I know what dying while living looks like.  I really, really do.

But I also know what it looks like to heal: your whole life.  Your whole body.  And miraculously so.

I know what it takes to really live while you’re alive, to enjoy the taste of your days, and love the feel of everything that you are.  I know how to start that journey, and to travel it well.

And while I’d truly love to sit back, cook in my kitchen, and chat with friends about Love all day (I do a lot of that, even still), the topic of healing won’t let me rest.

If I never shared what I learned on my journey about how to take your wounded life, or your sick body, and pour love, surrender and the cosmic truth and energy of the soul all over it until it comes out shining, and clean, and deliciously healthy and  alive, I wouldn’t be able to sleep at night.

I know, because for many years I didn’t.  

I didn’t share.  

I didn’t want to talk about healing because I told myself I didn’t want to be “boxed in,” or limited in my teachings, or conversations.  But the deeper truth was I was scared of what people would say, because my perception on the topic is so different than the mainstream conversation, even amongst some spiritual teachers.  See, there’s a whole lot to me, and what I know, and what I’m passionate about.  And previously, I used to fear that healing would overshadow the other parts of me. So I didn’t talk about it much; I pushed it down and covered over it with other conversations.

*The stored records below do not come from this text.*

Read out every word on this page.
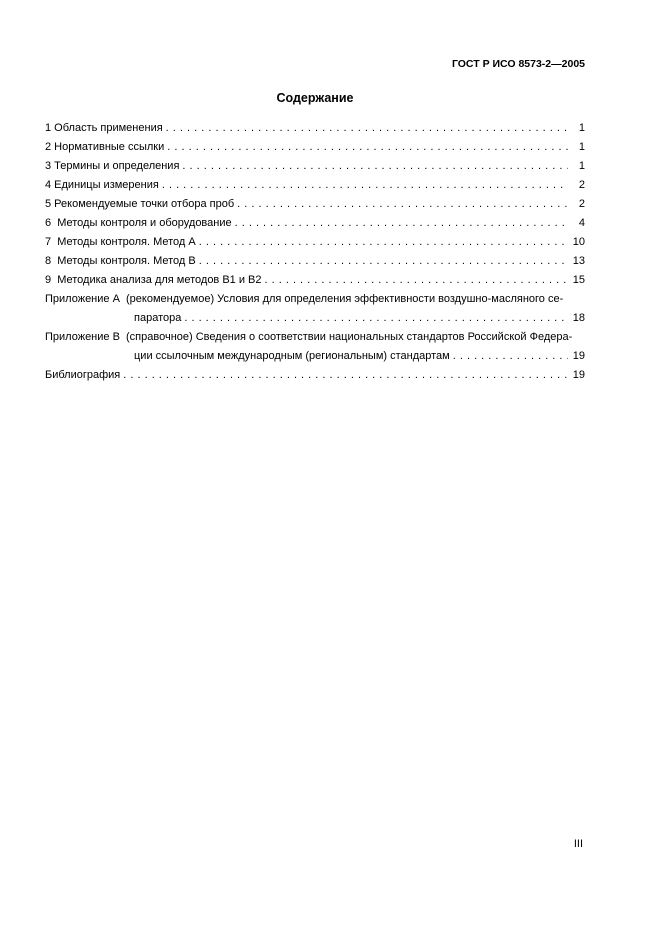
ГОСТ Р ИСО 8573-2—2005
Содержание
1 Область применения . . .	1
2 Нормативные ссылки . . .	1
3 Термины и определения . . .	1
4 Единицы измерения . . .	2
5 Рекомендуемые точки отбора проб . . .	2
6  Методы контроля и оборудование . . .	4
7  Методы контроля. Метод А . . .	10
8  Методы контроля. Метод В . . .	13
9  Методика анализа для методов В1 и В2 . . .	15
Приложение А  (рекомендуемое) Условия для определения эффективности воздушно-масляного се-
паратора . . .	18
Приложение В  (справочное) Сведения о соответствии национальных стандартов Российской Федера-
ции ссылочным международным (региональным) стандартам . . .	19
Библиография . . .	19
III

And I didn’t sleep well because of that suppression .  Or feel well either.

But what I now know is that when we share our stories, and leave clues behind for those sacred travelers who journey our previous path behind us, we become more of the Light. And that Light bans any shadow we could try and cast on ourselves, and the shadows anyone else may try and cast on us.  

Sharing our stories, and the wisdom we gained from healing our wounds is our purpose, and the path to becoming a fuller version of our most Divine, God-Self.

And I’m all about becoming more of me.  And I’m all about having a better relationship with the Light.  

I think that’s what loving ourself really is anyway – becoming more of our most Divine Self, and having a better relationship with the Light.  

The Light outside, and The Light within.

So, yes, I’m a teacher of self-love.  A self-love advocate, if you will.  A love my/yourself junkie, even.  But I’m also a healer.  Not necessarily the type that you go to place the entire possibility of your healing in their hands, but the type you go to when you’re ready to learn how to place your healing in your own hands, and what the healing journey really takes, and why you already absolutely deserve it, in the first place.

I am a healer who gives you the clues that I learned the hard way on how to return your body, your life, your heart back to wellbeing, and wholeness.  And the type that won’t let you forget the divine truth that you are already, always, and in all ways ENOUGH.  A Divine and Cosmic spark of God, wearing jeans and a t-shirt for a little while, who has everything within them already to be worthy, to be loved, to be lovable, to be safe, to be whole, and to create the juicy, delicious life they desire, and deserve.

So, indeed, I can’t sleep anymore until I leave a clue for you to pick up to help you heal.  Because then, you can begin to leave clues behind yourself for those blessed beings who have started to come after you.  

Each one teach one.  Each one remembering we are one.  

And in truth, healing is another act of love, anyway.  For when we begin to heal, we bend ourselves back to Love.  Like the plants who have been battered by the night rains, who in the morning can be found stretching and bending themselves back upward towards the Light, back to their Source.  That’s what I’ve found healing actually is:  the practice/path by which we bend ourselves back to Love, back to Source.

So in a way, that’s all I’ll be still talking about:  Love.  And all the ways we must shower it on ourselves (and others), and bend ourselves back to it when our lives have rained down on us.

Love. 

Healing.  

Bending back.

The work of a healer and self-love junkie.